DCist’s highly subjective and hardly comprehensive guide to the most interesting movies playing around town in the coming week.

All About Evil

San Francisco resident and Annapolis native Joshua Grannell is better known by his drag persona, Peaches Christ. As Peaches, he’s hosted a long running midnight movie series, the Midnight Mass, which comes with an extensive pre-show that often features cult film icons such as Mary Woronov and John Waters. Peaches has also appeared in a number of films herself, but with All About Evil, Grannell makes his debut as a director.

He calls in some of that B-movie star power often seen onstage with him to co-star in the film, including John Waters mainstay Mink Stole and Cassandra Peterson (better known as Elvira, Mistress of the Dark). Beleaguered indie starlet Natasha Lyonne, who practically disappeared for much of the 00s with legal, health, and addiction issues, stars as a young woman who is a librarian by day, and runs her late father’s cult movie house by night — much to the consternation of her mother, who’d like to just sell the joint and get the cash, but can’t without her daughter’s consent. Lyonne’s character ditches her frumpy librarian persona when taken by a murderous rage that eventually leads her to become a cult filmmaking icon in her own right, in a film that pays tribute to the bloody 70s works of directors like Herschell Gordon Lewis with a few modern flourishes.

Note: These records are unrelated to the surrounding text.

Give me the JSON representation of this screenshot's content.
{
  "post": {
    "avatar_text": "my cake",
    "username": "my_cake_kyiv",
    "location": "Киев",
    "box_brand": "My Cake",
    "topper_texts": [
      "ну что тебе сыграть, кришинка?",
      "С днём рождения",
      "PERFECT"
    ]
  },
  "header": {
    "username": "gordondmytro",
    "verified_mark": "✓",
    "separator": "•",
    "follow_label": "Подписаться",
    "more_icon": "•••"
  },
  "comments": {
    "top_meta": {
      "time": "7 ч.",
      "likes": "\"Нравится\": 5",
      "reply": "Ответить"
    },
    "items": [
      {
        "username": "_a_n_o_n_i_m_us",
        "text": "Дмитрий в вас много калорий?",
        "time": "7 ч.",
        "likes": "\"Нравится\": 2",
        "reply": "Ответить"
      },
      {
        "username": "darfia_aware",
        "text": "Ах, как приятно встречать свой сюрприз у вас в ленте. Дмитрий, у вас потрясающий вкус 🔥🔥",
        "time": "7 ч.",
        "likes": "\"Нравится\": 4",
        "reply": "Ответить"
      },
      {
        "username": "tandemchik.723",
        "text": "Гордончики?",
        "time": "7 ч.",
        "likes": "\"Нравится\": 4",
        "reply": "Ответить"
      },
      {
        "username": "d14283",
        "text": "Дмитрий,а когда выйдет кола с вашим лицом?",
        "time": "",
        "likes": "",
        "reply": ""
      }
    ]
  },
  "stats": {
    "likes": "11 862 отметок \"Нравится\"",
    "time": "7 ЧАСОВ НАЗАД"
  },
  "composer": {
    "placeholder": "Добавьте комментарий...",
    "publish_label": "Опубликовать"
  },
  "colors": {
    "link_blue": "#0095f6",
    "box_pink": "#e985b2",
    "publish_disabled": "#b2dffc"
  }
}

The movie closes out the AFI’s Mid-Atlantic Regional Showcase, and Peaches Christ/Joshua Grannell and Mink Stole are both scheduled to be at tomorrow’s one and only screening.

View the trailer.
Tomorrow night only, at 9:30 p.m. at the AFI.

Cats of Mirikitani

The stories in some documentaries are just as unknown to the filmmaker when they start rolling cameras as they are to the audience as the opening credits roll. New York-based documentarian Linda Hattendorf befriended an elderly Japanese-American street artist working on the sidewalks of her neighborhood in early 2001, only to take him into her own home once the aftermath of the September 11 attacks threatened his respiratory health. She discovered that the man, Jimmy Mirkitani, had been separated from his family while held in a Japanese internment camp during World War II, and sets out to help reunite him with lost relatives. The result is partly a biography of a remarkable and resilient character, as well as a look at the lasting legacy of one of the greatest injustices perpetrated by our government on its own citizens in the last century.

View the trailer.
Sunday at 2 p.m. at the Smithsonian American Art Museum’s Renwick Gallery. Free.